I often hear of retired folks intentionally buying 2 story homes because going up and down stairs every day will keep them in shape! Guess they can't imagine any kind of accident or later illness that might burst their bubble - more reasonable to have a workout plan to stay in shape and not use your home.
Can you not convince her to use savings short term to get a more suitable home, then, when she sells the existing house, she can "recoup" most or all of the savings?
I understand this and yeah I am Scot-Irish-Hillbilly too. It takes a lifetime to build up a good nest egg, and at least to me some of this money is "strategic" - it's OK to spend it on something that will make money, it's tolerable to spend on something that will hold its value, but anathema to spend it on ordinary expenses.

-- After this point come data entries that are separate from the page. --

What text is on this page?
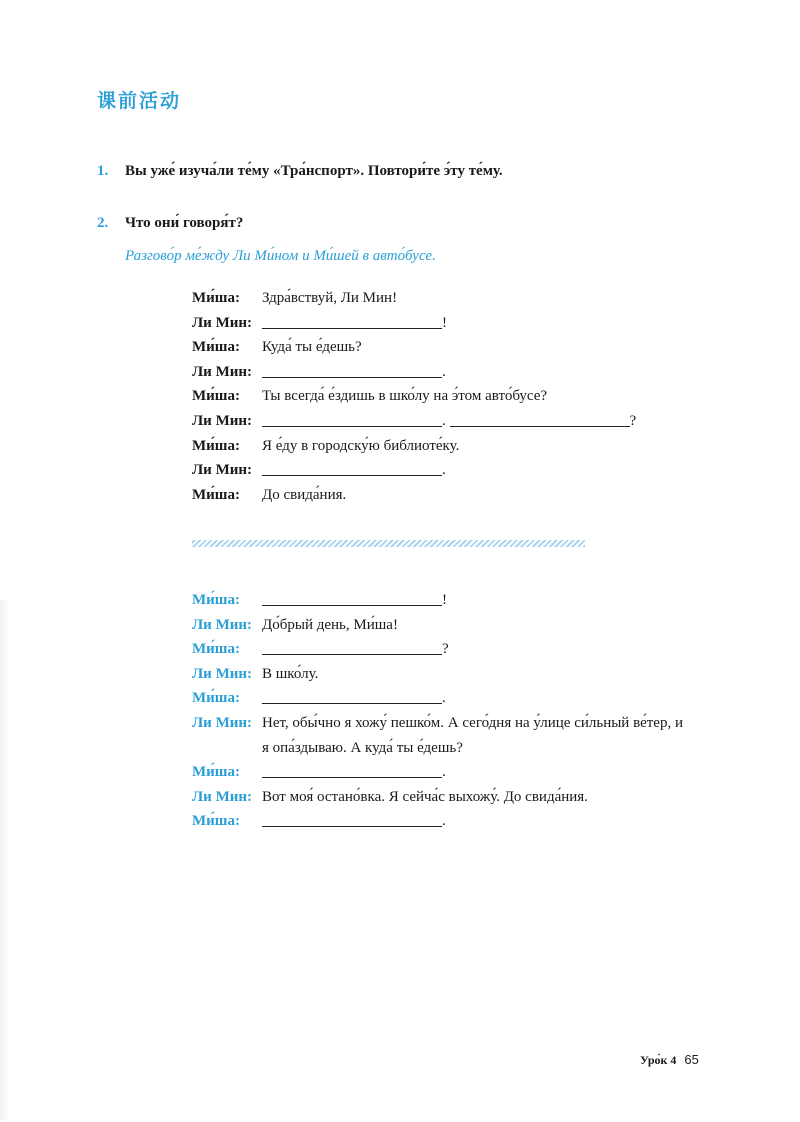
课前活动
1. Вы уже́ изуча́ли те́му «Тра́нспорт». Повтори́те э́ту те́му.
2. Что они́ говоря́т?
Разгово́р ме́жду Ли Ми́ном и Ми́шей в авто́бусе.
Ми́ша:	Здра́вствуй, Ли Мин!
Ли Мин:	!
Ми́ша:	Куда́ ты е́дешь?
Ли Мин:	.
Ми́ша:	Ты всегда́ е́здишь в шко́лу на э́том авто́бусе?
Ли Мин:	.	?
Ми́ша:	Я е́ду в городску́ю библиоте́ку.
Ли Мин:	.
Ми́ша:	До свида́ния.
Ми́ша:	!
Ли Мин: До́брый день, Ми́ша!
Ми́ша:	?
Ли Мин: В шко́лу.
Ми́ша:	.
Ли Мин: Нет, обы́чно я хожу́ пешко́м. А сего́дня на у́лице си́льный ве́тер, и
я опа́здываю. А куда́ ты е́дешь?
Ми́ша:	.
Ли Мин: Вот моя́ остано́вка. Я сейча́с выхожу́. До свида́ния.
Ми́ша:	.
Уро́к 4 65
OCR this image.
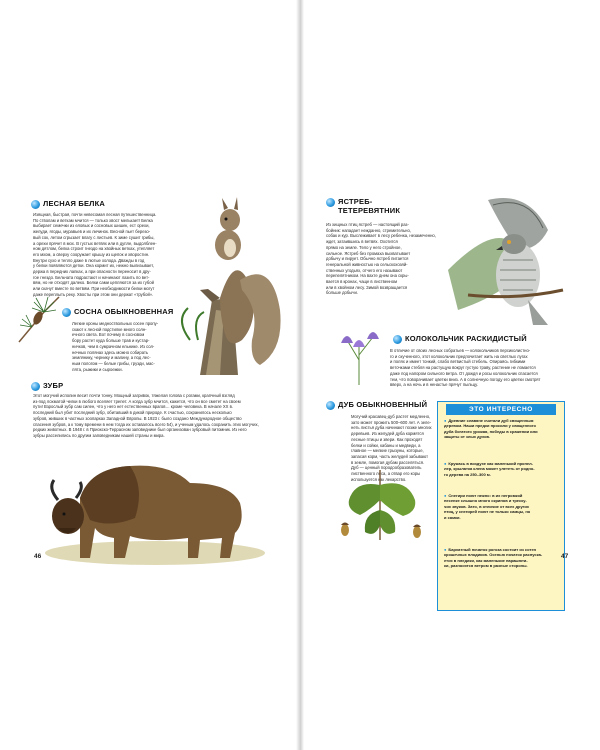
ЛЕСНАЯ БЕЛКА
Изящная, быстрая, почти невесомая лесная путешественница.
По стволам и веткам мчится — только хвост мелькает! Белка
выбирает семечки из еловых и сосновых шишек, ест орехи,
желуди, ягоды, муравьев и их личинок. Весной пьет березо-
вый сок, летом сгрызает влагу с листьев. К зиме сушит грибы,
а орехи прячет в мох. В густых ветвях или в дупле, выдолблен-
ном дятлом, белка строит гнездо на хвойных ветках, утепляет
его мхом, а сверху сооружает крышу из щепок и хворостин.
Внутри сухо и тепло даже в лютые холода. Дважды в год
у белки появляются детки. Она кормит их, нежно вылизывает,
держа в передних лапках, а при опасности переносит в дру-
гое гнездо. Бельчата подрастают и начинают лазить по вет-
вям, но не отходят далеко. Белки сами цепляются за их губой
или скачут вместе по ветвям. При необходимости белки могут
даже переплыть реку. Хвосты при этом они держат «трубой».
СОСНА ОБЫКНОВЕННАЯ
Легкие кроны медноствольных сосен пропу-
скают к лесной подстилке много солн-
ечного света. Вот почему в сосновом
бору растет куда больше трав и кустар-
ничков, чем в сумрачном ельнике. Из сол-
нечных полянах здесь можно собирать
землянику, чернику и малину, а под лес-
ным пологом — белые грибы, грузди, мас-
лята, рыжики и сыроежки.
ЗУБР
Этот могучий исполин весит почти тонну. Мощный загривок, тяжелая голова с рогами, крапчный взгляд
из-под лохматой челки в любого вселяет трепет. А когда зубр мчится, кажется, что он все сметет на своем
пути! Взрослый зубр сам силен, что у него нет естественных врагов… кроме человека. В начале XX в.
последний был убит последний зубр, обитавший в дикой природе. К счастью, сохранилось несколько
зубров, живших в частных зоопарках Западной Европы. В 1923 г. было создано Международное общество
спасения зубров, а к тому времени в нем тогда их оставалось всего 54), и ученым удалось сохранить этих могучих,
редких животных. В 1948 г. в Приокско-Террасном заповеднике был организован зубровый питомник. Из него
зубры расселились по другим заповедникам нашей страны и мира.
46
ЯСТРЕБ-ТЕТЕРЕВЯТНИК
Из хищных птиц ястреб — настоящий раз-
бойник: нападает нежданно, стремительно,
собак и кур. Выслеживает в лесу ребенка, незамеченно,
ждет, затаившись в ветвях. Охотится
прямо на земле. Тело у него стройное,
сильное. Ястреб без промаха выхватывает
добычу и пирует. Обычно ястреб питается
генеральной живностью на сельскохозяй-
ственных угодьях, отчего его называют
перепелятником. На вахте днем она скры-
вается в кронах, чаще в лиственном
или в хвойном лесу. Зимой возвращается
больше добычи.
КОЛОКОЛЬЧИК РАСКИДИСТЫЙ
В отличие от своих лесных собратьев — колокольчиков персиколистно-
го и скученного, этот колокольчик предпочитает жить на светлых лугах
и полях и имеет тонкий, слабо ветвистый стебель. Опираясь гибкими
веточками стебля на растущую вокруг густую траву, растение не ломается
даже под напором сильного ветра. От дождя и росы колокольчик спасается
тем, что поворачивает цветки вниз. А в солнечную погоду его цветки смотрят
вверх, а на ночь и в ненастье прячут пыльцу.
ДУБ ОБЫКНОВЕННЫЙ
Могучий красавец-дуб растет медленно,
зато может прожить 500–600 лет. А зеле-
неть листья дуба начинают позже многих
деревьев. Из желудей дуба кормятся
лесные птицы и звери. Как проходят
белки и сойки, кабаны и медведи, а
главное — мелкие грызуны, которые,
запасая корм, часть желудей забывают
в земле, помогая дубам расселяться.
Дуб — ценный породообразователь
лиственного леса, а отвар его коры
используется как лекарство.
ЭТО ИНТЕРЕСНО
● Древние славяне считали дуб священным
деревом. Наши предки просили у священного
дуба богатого урожая, победы в сражении или
защиты от злых духов.
● Кружась в воздухе как маленький пропел-
лер, крылатка клена может улететь от родно-
го дерева на 250–300 м.
● Снегири поют нежно: в их негромкой
песенке слышно много скрипов и треску-
чих звуков. Зато, в отличие от всех других
птиц, у снегирей поют не только самцы, но
и самки.
● Бархатный початок рогоза состоит из сотен
крошечных плодиков. Осенью початок распуска-
ется в пледики, как маленькие парашюти-
ки, разносятся ветром в разные стороны.
47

Can you not convince her to use savings short term to get a more suitable home, then, when she sells the existing house, she can "recoup" most or all of the savings?
I understand this and yeah I am Scot-Irish-Hillbilly too. It takes a lifetime to build up a good nest egg, and at least to me some of this money is "strategic" - it's OK to spend it on something that will make money, it's tolerable to spend on something that will hold its value, but anathema to spend it on ordinary expenses.
She wants to sell her home FIRST, then find something. She really doesn't want to use any of her current savings. That's the problem.
The home is not valuable enough to buy the home she wants/needs. She may end up having to take a $50,000 - $100,000 mortgage. I don't think paying cash for the home, even if she could, is smart considering she's likely to end up ALF/SNF in a few years anyway.
The house really isn't going to be configurable for that. There's no place on the main level to install a restroom. The kitchen is on the main level. The bedrooms are upstairs. A chair lift would make the most sense, but I still don't think this is viable long-term.
My friend in the U.K. does this for a living, outfitting home with stairs for seniors. No need to move. Why can't we do that here in USA.